This is a follow up to Big Data Strategy & Roadmap - Our Data Journey blog and the focus is on different use cases that Treselle System's engineering team identified to demonstrate the basic power of Machine Learning (ML) and predictive analytics that Credit Unions can apply on their Member's data. The models are kept simple but insightful on purpose so that it is easy to understand for different CU stakeholders.

Please note that this is a mock data which was bit altered so that it is suitable for ML purpose.

Use Case 1: Member Segmentation by Product


  • The objective is to understand how members are associated with different products (Checking, Savings, Auto, Home, Personal, Credit) and apply clustering to identify patterns on how members are distributed and find certain clusters for targeted marketing.
  • K-means clustering algorithm was applied and identified 6 clusters based on member attributes such as products currently associated and the balance amount.
  • For each cluster, the product probability is calculated based number of product count.
  • Members in cluster 4 and 5 have high percentage of Savings and Checking product types but very few Loan product types.
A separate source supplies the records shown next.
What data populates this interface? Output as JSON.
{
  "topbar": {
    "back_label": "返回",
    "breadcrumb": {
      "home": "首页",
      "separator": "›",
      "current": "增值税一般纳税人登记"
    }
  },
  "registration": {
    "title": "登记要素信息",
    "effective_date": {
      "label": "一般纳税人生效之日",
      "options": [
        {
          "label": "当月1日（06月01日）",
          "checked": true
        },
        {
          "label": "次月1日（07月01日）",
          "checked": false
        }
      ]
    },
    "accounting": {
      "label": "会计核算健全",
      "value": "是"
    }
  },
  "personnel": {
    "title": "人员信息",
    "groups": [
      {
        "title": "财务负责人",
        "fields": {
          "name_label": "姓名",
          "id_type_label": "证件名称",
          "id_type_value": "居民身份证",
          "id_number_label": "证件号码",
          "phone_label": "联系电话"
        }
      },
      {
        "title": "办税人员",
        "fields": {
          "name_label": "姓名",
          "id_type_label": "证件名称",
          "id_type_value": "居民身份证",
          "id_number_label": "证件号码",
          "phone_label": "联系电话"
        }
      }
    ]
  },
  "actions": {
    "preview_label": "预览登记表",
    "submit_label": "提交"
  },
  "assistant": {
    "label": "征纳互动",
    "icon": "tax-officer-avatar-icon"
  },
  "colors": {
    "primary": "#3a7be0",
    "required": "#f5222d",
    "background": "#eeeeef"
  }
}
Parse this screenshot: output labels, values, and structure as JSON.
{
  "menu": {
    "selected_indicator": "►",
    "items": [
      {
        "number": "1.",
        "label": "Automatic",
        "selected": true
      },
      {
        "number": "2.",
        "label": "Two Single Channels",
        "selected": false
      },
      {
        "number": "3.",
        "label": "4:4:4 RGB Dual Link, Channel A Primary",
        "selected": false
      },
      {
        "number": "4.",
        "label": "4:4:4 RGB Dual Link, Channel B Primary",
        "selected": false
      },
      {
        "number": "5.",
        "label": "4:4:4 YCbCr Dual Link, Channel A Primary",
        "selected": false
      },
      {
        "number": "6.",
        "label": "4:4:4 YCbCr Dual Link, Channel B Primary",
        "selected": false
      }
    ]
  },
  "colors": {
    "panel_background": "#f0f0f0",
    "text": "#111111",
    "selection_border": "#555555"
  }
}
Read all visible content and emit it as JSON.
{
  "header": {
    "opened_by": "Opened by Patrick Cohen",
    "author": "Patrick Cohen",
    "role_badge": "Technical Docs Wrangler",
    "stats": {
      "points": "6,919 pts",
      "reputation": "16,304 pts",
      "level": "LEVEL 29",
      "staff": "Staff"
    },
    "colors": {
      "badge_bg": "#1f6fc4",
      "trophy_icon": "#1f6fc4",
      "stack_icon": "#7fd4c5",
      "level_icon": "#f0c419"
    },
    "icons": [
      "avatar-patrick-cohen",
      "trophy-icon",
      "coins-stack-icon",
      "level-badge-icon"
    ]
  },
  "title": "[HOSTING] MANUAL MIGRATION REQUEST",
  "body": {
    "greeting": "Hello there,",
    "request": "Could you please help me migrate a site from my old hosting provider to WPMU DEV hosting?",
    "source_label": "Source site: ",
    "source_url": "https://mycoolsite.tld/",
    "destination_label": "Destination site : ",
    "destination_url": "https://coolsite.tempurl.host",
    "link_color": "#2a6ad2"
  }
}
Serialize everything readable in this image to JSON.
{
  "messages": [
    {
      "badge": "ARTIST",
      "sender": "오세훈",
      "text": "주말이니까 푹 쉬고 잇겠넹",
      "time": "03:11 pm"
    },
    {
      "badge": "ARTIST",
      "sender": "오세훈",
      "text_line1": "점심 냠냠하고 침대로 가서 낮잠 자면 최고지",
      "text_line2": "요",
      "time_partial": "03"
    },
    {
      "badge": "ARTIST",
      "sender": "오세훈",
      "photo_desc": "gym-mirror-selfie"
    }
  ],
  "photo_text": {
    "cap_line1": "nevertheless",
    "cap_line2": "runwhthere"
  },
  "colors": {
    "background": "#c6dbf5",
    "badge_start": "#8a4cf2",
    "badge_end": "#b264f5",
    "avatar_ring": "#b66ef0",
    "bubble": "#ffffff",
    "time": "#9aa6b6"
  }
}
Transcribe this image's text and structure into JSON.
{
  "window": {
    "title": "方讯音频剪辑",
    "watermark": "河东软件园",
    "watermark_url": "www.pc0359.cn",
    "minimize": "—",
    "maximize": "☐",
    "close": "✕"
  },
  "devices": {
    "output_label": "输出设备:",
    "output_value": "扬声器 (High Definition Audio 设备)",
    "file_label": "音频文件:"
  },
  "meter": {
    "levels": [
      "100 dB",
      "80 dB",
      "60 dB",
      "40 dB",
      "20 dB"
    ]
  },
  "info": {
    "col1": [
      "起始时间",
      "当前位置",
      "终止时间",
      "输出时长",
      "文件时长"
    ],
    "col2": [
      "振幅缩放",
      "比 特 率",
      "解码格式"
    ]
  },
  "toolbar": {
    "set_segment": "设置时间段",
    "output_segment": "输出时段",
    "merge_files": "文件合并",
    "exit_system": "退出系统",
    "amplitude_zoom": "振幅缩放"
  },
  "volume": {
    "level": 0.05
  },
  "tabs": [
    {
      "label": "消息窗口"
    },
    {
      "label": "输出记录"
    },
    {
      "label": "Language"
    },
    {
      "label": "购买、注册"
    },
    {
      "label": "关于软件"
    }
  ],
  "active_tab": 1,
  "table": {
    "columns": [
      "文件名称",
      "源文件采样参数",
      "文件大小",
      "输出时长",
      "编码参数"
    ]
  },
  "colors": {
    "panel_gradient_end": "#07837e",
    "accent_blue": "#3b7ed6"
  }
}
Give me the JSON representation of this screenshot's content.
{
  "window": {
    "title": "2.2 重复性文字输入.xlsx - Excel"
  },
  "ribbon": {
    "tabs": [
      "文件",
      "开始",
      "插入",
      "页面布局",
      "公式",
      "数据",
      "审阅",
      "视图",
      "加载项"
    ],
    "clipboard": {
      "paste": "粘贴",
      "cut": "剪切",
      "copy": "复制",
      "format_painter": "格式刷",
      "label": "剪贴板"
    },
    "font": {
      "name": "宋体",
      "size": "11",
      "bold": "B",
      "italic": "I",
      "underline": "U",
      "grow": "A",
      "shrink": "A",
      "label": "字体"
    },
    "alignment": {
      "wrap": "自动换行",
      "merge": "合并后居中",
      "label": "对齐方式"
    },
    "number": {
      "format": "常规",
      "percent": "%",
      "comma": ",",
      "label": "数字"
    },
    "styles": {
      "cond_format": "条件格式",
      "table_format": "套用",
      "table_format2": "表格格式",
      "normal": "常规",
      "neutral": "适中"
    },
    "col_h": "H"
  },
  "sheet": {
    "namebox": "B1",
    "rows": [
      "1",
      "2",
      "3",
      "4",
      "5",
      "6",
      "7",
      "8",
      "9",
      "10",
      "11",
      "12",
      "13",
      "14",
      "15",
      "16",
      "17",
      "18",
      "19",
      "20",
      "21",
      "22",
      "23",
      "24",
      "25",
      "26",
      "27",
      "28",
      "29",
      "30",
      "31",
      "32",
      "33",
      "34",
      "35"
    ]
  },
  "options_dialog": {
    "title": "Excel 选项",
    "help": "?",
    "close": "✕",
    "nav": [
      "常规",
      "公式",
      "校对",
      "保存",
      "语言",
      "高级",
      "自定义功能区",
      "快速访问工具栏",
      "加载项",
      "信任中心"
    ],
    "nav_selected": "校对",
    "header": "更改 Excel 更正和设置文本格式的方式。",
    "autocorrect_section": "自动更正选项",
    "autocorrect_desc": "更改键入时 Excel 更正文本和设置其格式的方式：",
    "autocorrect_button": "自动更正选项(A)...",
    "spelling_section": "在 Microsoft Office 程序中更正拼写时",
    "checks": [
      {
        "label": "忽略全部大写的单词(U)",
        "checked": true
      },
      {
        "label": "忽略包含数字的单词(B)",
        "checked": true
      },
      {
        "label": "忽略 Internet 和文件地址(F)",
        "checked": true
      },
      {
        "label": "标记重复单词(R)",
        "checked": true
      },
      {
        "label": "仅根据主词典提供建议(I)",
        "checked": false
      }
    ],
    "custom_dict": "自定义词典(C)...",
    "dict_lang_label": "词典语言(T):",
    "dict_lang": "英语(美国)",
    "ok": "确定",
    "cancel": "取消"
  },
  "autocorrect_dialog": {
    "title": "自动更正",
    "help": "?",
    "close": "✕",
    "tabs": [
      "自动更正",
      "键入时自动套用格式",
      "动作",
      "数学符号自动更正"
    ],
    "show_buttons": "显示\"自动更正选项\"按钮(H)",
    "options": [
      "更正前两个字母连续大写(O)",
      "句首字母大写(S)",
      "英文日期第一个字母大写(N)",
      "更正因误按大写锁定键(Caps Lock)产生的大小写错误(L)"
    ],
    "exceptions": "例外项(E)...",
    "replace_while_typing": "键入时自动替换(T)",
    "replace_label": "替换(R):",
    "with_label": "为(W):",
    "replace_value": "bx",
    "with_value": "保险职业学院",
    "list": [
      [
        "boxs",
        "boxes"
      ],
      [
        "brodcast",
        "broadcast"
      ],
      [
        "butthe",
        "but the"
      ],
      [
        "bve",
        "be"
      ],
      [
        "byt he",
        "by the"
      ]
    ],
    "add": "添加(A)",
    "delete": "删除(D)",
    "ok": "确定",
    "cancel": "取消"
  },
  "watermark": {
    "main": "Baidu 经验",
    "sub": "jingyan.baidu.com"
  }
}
This cluster can be used for promoting loan products.
  • Members in cluster 6 are strong in Savings account and can be targeted for Home Loans
  • Members in cluster 1 have higher loan products but less Savings account compared to other clusters. Its important to keep an eye on this cluster for any defaults or delinquencies
  • Click here for Demo URL

Use Case 2: Member Segmentation by Lifetime Value (LTV)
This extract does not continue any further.